Sobre a finalidade do protesto, assinala João Eunápio Borges que o mesmo destina-se, sobretudo, a provar, opportuno tempore et loco, a sua apresentação a quem deve pagá-lo, posto que, uma vez apresentado, poderá o portador voltar-se contra os coobrigados da letra, sacador, endossante e respectivos avalistas. [12]


E sobre a deturpação do instituto, assinala: “É, pois, lamentável que de simples meio de prova – oficial e solene – da apresentação da letra e recusa por parte do sacado, do aceite ou do pagamento, o protesto tenha convertido em meio violento de cobrança ou intimidação, levado a efeito por intermédio do oficial do protesto. E os abusos, neste sentido, são tais, tantos e tão repetidos que já constituem praxe sobreposta à lei que poucos conhecem, muitos desprezam e ninguém cumpre.”[13]


3. A intimação no protesto cambial para fim falimentar


Sob a égide do Decreto-lei n.º 7.661/45, tinha-se por aperfeiçoada a intimação em protesto para fim falimentar quando a mesma era recebida pelo devedor (art. 10, § 1º). Não era necessária a intimação pessoal, mas, consoante o entendimento do Egrégio Superior Tribunal de Justiça, deveria constar do instrumento a identificação da pessoa que recebeu a intimação.[14]


Com o advento da Lei Federal n.º 9.492/97, alguns julgados, com base numa interpretação literal do art. 14 da Lei de Protestos, que considera cumprida a intimação com a simples entrega no endereço fornecido pelo apresentante do título[15], passaram a dispensar a exigência de identificação da pessoa que a recebeu, considerando aperfeiçoada a intimação com a entrega no endereço indicado pelo apresentante.[16]


Tal interpretação é deveras descabida e certamente acarreta inúmeras injustiças. O protesto destina-se tão somente a registrar a falta de aceite ou a falta de pagamento para resguardo dos credores cambiais, e não para intimidação, cobrança ou quebra de empresas. Caso prevaleça tal entendimento, basta ao credor sem escrúpulos, mais interessado na quebra, do que em receber o título, indicar endereço diverso, para que seja decretada a falência à revelia do devedor.

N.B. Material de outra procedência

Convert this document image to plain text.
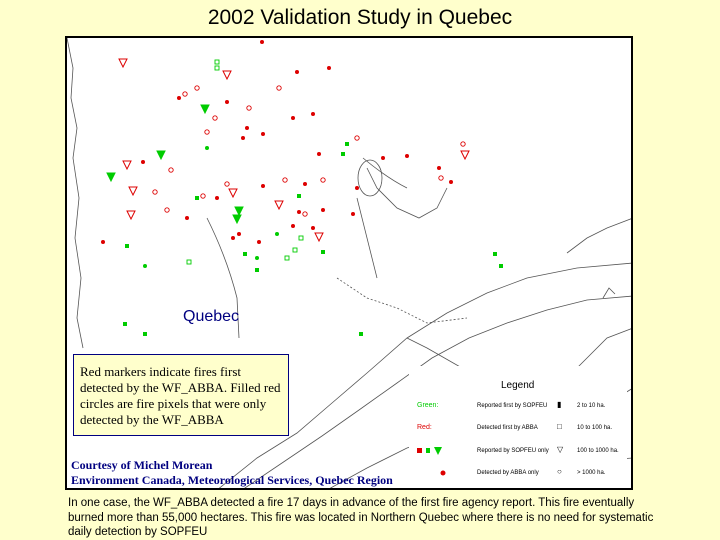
2002 Validation Study in Quebec
Quebec
Red markers indicate fires first detected by the WF_ABBA. Filled red circles are fire pixels that were only detected by the WF_ABBA
Courtesy of Michel Morean
Environment Canada, Meteorological Services, Quebec Region
Legend
Green:	Reported first by SOPFEU ▮	2 to 10 ha.
Red:	Detected first by ABBA □	10 to 100 ha.
Reported by SOPFEU only ▽ 100 to 1000 ha.
Detected by ABBA only ○	> 1000 ha.
In one case, the WF_ABBA detected a fire 17 days in advance of the first fire agency report. This fire eventually burned more than 55,000 hectares. This fire was located in Northern Quebec where there is no need for systematic daily detection by SOPFEU
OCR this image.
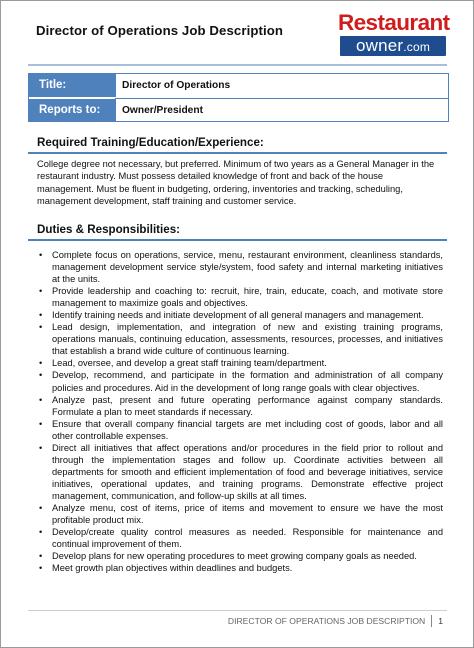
Director of Operations Job Description Restaurant
owner.com
Title:	Director of Operations
Reports to:	Owner/President
Required Training/Education/Experience:
College degree not necessary, but preferred. Minimum of two years as a General Manager in the restaurant industry. Must possess detailed knowledge of front and back of the house management. Must be fluent in budgeting, ordering, inventories and tracking, scheduling, management development, staff training and customer service.
Duties & Responsibilities:
• Complete focus on operations, service, menu, restaurant environment, cleanliness standards, management development service style/system, food safety and internal marketing initiatives at the units.
• Provide leadership and coaching to: recruit, hire, train, educate, coach, and motivate store management to maximize goals and objectives.
• Identify training needs and initiate development of all general managers and management.
• Lead design, implementation, and integration of new and existing training programs, operations manuals, continuing education, assessments, resources, processes, and initiatives that establish a brand wide culture of continuous learning.
• Lead, oversee, and develop a great staff training team/department.
• Develop, recommend, and participate in the formation and administration of all company policies and procedures. Aid in the development of long range goals with clear objectives.
• Analyze past, present and future operating performance against company standards. Formulate a plan to meet standards if necessary.
• Ensure that overall company financial targets are met including cost of goods, labor and all other controllable expenses.
• Direct all initiatives that affect operations and/or procedures in the field prior to rollout and through the implementation stages and follow up. Coordinate activities between all departments for smooth and efficient implementation of food and beverage initiatives, service initiatives, operational updates, and training programs. Demonstrate effective project management, communication, and follow-up skills at all times.
• Analyze menu, cost of items, price of items and movement to ensure we have the most profitable product mix.
• Develop/create quality control measures as needed. Responsible for maintenance and continual improvement of them.
• Develop plans for new operating procedures to meet growing company goals as needed.
• Meet growth plan objectives within deadlines and budgets.
DIRECTOR OF OPERATIONS JOB DESCRIPTION 1
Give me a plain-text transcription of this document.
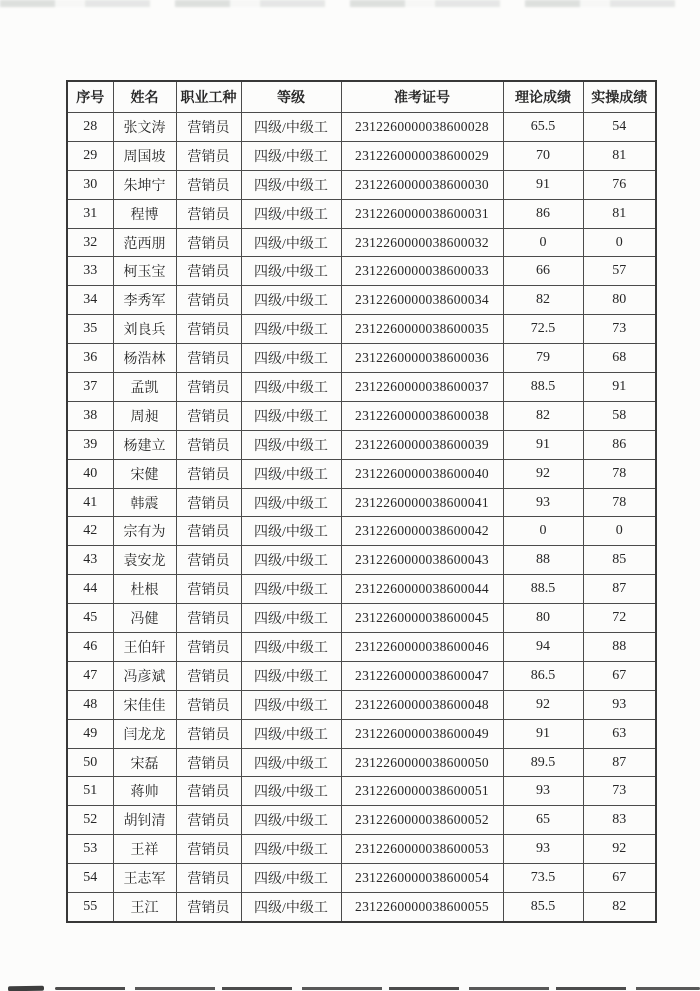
序号	姓名	职业工种	等级	准考证号	理论成绩	实操成绩
28	张文涛	营销员	四级/中级工	2312260000038600028	65.5	54
29	周国坡	营销员	四级/中级工	2312260000038600029	70	81
30	朱坤宁	营销员	四级/中级工	2312260000038600030	91	76
31	程博	营销员	四级/中级工	2312260000038600031	86	81
32	范西朋	营销员	四级/中级工	2312260000038600032	0	0
33	柯玉宝	营销员	四级/中级工	2312260000038600033	66	57
34	李秀军	营销员	四级/中级工	2312260000038600034	82	80
35	刘良兵	营销员	四级/中级工	2312260000038600035	72.5	73
36	杨浩林	营销员	四级/中级工	2312260000038600036	79	68
37	孟凯	营销员	四级/中级工	2312260000038600037	88.5	91
38	周昶	营销员	四级/中级工	2312260000038600038	82	58
39	杨建立	营销员	四级/中级工	2312260000038600039	91	86
40	宋健	营销员	四级/中级工	2312260000038600040	92	78
41	韩震	营销员	四级/中级工	2312260000038600041	93	78
42	宗有为	营销员	四级/中级工	2312260000038600042	0	0
43	袁安龙	营销员	四级/中级工	2312260000038600043	88	85
44	杜根	营销员	四级/中级工	2312260000038600044	88.5	87
45	冯健	营销员	四级/中级工	2312260000038600045	80	72
46	王伯轩	营销员	四级/中级工	2312260000038600046	94	88
47	冯彦斌	营销员	四级/中级工	2312260000038600047	86.5	67
48	宋佳佳	营销员	四级/中级工	2312260000038600048	92	93
49	闫龙龙	营销员	四级/中级工	2312260000038600049	91	63
50	宋磊	营销员	四级/中级工	2312260000038600050	89.5	87
51	蒋帅	营销员	四级/中级工	2312260000038600051	93	73
52	胡钊清	营销员	四级/中级工	2312260000038600052	65	83
53	王祥	营销员	四级/中级工	2312260000038600053	93	92
54	王志军	营销员	四级/中级工	2312260000038600054	73.5	67
55	王江	营销员	四级/中级工	2312260000038600055	85.5	82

A correta exegese do dispositivo é no sentido de que se considera cumprida a intimação com a comprovação da entrega à pessoa identificada. É imprescindível a identificação da pessoa que recebeu a intimação para o aperfeiçoamento desta. O protesto para fim falimentar não pode ser feito à revelia do devedor. Mister seja este intimado para purgação da mora, evitando, dessa forma, a quebra.


Frise-se que não é necessária a intimação pessoal do devedor, mas a identificação de quem recebeu a intimação é imprescindível, sob pena de não se aperfeiçoar a intimação. O protesto não é meio de cobrança, muito menos instrumento de intimidação ou de quebra. O instituto destina-se apenas a registrar a falta de aceite ou de pagamento para resguardo dos credores cambiais. A dispensa de identificação de quem recebeu a intimação não encontra guarida no Superior Tribunal de Justiça. Neste tribunal, diga-se de passagem, responsável pela uniformização da jurisprudência nacional, é uníssono o entendimento de que deve haver a identificação da pessoa que recebeu a intimação. [17]


A Lei Federal n.º 11.101, de 09/02/2005, que regula a recuperação judicial, a extrajudicial e a falência do empresário e da sociedade empresária, não trouxe alterações a esta sistemática, posto que o art. 94, inc. I, § 3º, remeteu o protesto para fim falimentar à legislação específica (Lei n.º 9.492/97). [18]


4. Conclusão


O protesto cambial destina-se apenas ao registro de não-aceites e de não-pagamentos, para resguardo dos credores cambiais. Por meio dele, prova-se a apresentação do título a quem deve pagá-lo ou aceitá-lo, para voltar-se contra os coobrigados da letra, sacador, endossante e respectivos avalistas.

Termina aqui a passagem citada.